Posted Jan 13, 2011 03:42 pm CST
Ohio State University law grad Hassan Jonathan Griffin of Columbus, Ohio, has a part-time job in the public defender’s office and no feasible plan to repay his law-school and credit-card debt.
That combination means Griffin has so far failed to satisfy the character and fitness qualification to get a law license, the Ohio Supreme Court has ruled. The opinion (PDF) upholds a recommendation by the Supreme Court’s Board of Commissioners on Character and Fitness.
Griffin had $170,000 in student-loan debt and $16,500 in credit-card debt. He earns $12 an hour at his part-time job with the PD.
“We accept the board’s findings of fact and conclude that the applicant has neglected his personal financial obligations by electing to maintain his part-time employment with the Public Defender’s Office in the hope that it will lead to a full-time position upon passage of the bar exam, rather than seeking full-time employment,” the opinion says.
Griffin will be able to reapply, however, for another bar exam, in February 2011 or later, and he may submit a new character-and-fitness application, the opinion says.

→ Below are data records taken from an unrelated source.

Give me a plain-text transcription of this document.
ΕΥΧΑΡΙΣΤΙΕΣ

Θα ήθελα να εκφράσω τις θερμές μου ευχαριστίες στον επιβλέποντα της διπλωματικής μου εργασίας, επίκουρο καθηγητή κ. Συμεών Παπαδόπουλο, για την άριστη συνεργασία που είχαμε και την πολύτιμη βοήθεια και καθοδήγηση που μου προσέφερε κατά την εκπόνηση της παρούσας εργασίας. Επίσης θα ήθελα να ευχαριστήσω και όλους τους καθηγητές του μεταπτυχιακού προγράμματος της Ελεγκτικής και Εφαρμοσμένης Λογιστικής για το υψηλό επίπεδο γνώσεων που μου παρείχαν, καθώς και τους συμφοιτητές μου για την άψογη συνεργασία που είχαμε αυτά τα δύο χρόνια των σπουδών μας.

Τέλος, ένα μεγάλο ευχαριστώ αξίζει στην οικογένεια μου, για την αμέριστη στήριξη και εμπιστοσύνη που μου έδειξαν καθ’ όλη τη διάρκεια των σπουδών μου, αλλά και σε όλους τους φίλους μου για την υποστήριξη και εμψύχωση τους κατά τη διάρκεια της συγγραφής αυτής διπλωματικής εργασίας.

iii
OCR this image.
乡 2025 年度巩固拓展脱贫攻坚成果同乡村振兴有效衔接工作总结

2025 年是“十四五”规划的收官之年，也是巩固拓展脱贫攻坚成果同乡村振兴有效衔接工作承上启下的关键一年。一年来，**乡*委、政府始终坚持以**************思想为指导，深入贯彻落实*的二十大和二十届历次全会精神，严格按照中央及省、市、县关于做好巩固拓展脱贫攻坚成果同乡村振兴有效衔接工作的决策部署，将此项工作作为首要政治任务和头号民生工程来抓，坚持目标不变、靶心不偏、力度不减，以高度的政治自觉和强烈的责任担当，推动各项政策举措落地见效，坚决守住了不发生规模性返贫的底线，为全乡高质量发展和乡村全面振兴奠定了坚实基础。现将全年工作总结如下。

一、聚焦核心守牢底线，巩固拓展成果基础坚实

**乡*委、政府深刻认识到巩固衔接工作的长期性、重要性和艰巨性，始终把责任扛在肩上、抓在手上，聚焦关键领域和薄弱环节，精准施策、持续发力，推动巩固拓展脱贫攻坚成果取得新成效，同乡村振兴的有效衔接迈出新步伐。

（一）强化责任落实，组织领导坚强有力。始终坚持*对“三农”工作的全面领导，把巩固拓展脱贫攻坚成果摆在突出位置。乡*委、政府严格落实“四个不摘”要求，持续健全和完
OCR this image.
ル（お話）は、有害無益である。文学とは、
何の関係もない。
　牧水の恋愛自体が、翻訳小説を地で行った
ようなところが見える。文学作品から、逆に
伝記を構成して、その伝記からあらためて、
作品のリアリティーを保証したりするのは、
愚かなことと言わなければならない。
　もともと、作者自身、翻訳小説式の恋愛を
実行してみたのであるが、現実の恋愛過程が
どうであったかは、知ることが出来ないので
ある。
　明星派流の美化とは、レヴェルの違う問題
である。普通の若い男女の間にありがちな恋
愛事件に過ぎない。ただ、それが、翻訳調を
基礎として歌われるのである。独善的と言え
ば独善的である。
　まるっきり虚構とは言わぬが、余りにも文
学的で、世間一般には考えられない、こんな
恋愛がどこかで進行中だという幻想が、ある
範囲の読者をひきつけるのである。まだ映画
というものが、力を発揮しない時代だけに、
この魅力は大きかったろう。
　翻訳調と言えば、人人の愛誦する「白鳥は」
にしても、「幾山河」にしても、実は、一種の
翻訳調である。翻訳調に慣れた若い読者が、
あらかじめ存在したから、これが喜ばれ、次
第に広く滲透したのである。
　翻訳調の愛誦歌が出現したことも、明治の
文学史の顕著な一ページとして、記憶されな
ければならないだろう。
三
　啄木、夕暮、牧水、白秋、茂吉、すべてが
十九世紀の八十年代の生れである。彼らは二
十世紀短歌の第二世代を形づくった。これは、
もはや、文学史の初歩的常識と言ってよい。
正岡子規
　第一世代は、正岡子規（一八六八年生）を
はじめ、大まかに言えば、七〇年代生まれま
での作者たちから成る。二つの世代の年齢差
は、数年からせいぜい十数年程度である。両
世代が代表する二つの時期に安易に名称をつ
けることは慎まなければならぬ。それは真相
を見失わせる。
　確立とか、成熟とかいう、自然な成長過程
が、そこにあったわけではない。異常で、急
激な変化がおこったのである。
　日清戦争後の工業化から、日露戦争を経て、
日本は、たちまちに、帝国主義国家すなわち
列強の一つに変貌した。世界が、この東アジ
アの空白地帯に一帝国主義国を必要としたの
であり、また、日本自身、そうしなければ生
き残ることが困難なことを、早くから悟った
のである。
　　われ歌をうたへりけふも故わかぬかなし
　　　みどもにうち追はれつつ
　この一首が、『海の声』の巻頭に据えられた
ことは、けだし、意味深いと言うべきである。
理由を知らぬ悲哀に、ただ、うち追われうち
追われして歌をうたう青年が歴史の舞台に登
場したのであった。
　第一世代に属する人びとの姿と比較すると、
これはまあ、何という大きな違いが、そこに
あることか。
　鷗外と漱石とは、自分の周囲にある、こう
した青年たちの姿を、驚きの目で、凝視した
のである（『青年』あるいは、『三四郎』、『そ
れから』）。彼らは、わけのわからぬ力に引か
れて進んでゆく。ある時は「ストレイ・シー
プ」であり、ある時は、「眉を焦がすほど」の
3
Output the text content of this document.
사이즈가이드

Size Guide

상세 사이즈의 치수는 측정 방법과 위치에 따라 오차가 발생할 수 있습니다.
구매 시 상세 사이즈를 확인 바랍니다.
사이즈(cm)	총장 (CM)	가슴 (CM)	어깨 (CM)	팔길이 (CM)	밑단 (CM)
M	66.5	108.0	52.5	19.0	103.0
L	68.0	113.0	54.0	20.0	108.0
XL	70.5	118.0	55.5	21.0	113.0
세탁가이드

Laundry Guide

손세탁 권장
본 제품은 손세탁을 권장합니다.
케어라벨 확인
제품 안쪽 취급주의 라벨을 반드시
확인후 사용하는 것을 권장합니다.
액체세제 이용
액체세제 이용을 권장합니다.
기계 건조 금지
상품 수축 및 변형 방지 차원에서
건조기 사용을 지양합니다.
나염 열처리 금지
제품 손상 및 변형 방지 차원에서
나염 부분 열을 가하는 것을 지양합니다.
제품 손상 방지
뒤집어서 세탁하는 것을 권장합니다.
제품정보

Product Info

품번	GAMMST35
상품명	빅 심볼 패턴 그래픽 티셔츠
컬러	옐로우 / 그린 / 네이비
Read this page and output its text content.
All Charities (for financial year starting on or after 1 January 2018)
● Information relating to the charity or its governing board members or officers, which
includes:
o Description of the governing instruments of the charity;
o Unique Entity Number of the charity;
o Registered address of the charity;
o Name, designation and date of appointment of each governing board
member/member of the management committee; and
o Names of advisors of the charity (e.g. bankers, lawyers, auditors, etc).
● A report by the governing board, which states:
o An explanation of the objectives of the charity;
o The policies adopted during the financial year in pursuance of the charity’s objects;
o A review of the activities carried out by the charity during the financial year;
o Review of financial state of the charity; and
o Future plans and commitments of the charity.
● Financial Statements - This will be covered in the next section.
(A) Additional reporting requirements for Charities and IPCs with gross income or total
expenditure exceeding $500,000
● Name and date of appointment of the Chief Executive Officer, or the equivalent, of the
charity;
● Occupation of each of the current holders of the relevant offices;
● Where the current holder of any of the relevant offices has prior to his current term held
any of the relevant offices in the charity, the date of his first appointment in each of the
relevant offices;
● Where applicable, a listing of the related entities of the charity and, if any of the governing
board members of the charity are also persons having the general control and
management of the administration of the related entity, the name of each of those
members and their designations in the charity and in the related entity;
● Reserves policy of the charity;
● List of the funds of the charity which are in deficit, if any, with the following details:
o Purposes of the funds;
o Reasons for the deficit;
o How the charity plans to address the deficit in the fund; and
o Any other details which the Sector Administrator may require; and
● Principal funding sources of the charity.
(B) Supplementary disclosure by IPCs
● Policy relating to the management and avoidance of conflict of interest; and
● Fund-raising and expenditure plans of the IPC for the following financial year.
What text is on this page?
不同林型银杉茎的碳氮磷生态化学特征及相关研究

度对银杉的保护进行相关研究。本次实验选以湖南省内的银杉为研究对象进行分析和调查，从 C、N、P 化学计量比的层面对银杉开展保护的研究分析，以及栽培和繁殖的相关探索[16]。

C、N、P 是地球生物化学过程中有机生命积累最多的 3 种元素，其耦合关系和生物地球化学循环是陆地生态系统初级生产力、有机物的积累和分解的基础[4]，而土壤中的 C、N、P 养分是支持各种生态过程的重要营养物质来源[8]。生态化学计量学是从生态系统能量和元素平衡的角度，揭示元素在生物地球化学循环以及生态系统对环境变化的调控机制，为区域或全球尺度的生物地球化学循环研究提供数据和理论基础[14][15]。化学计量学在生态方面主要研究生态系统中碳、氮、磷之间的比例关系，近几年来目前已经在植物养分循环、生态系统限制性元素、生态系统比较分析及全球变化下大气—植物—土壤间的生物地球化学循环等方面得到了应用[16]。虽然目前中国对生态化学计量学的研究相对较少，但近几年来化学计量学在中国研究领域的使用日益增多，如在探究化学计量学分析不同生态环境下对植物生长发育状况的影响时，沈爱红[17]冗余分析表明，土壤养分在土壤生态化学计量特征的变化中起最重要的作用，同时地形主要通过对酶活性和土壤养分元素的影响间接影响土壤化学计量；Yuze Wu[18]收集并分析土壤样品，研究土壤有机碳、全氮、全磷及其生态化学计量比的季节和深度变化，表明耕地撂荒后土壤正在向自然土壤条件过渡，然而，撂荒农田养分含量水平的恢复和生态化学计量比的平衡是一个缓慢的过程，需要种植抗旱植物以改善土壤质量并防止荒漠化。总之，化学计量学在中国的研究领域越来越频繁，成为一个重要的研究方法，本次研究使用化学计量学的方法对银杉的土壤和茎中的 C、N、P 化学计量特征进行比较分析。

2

Above the Law is outraged by the decision. “What the hell kind of legal education system are we running where we charge people more than they can afford to get a legal education, and then prevent them from being lawyers because they can’t pay off their debts?” the blog asks. “If Griffin can’t pass C&F, Ohio might as well say that half of the recent graduates in the state don’t have the ‘character and fitness’ to be a lawyer.”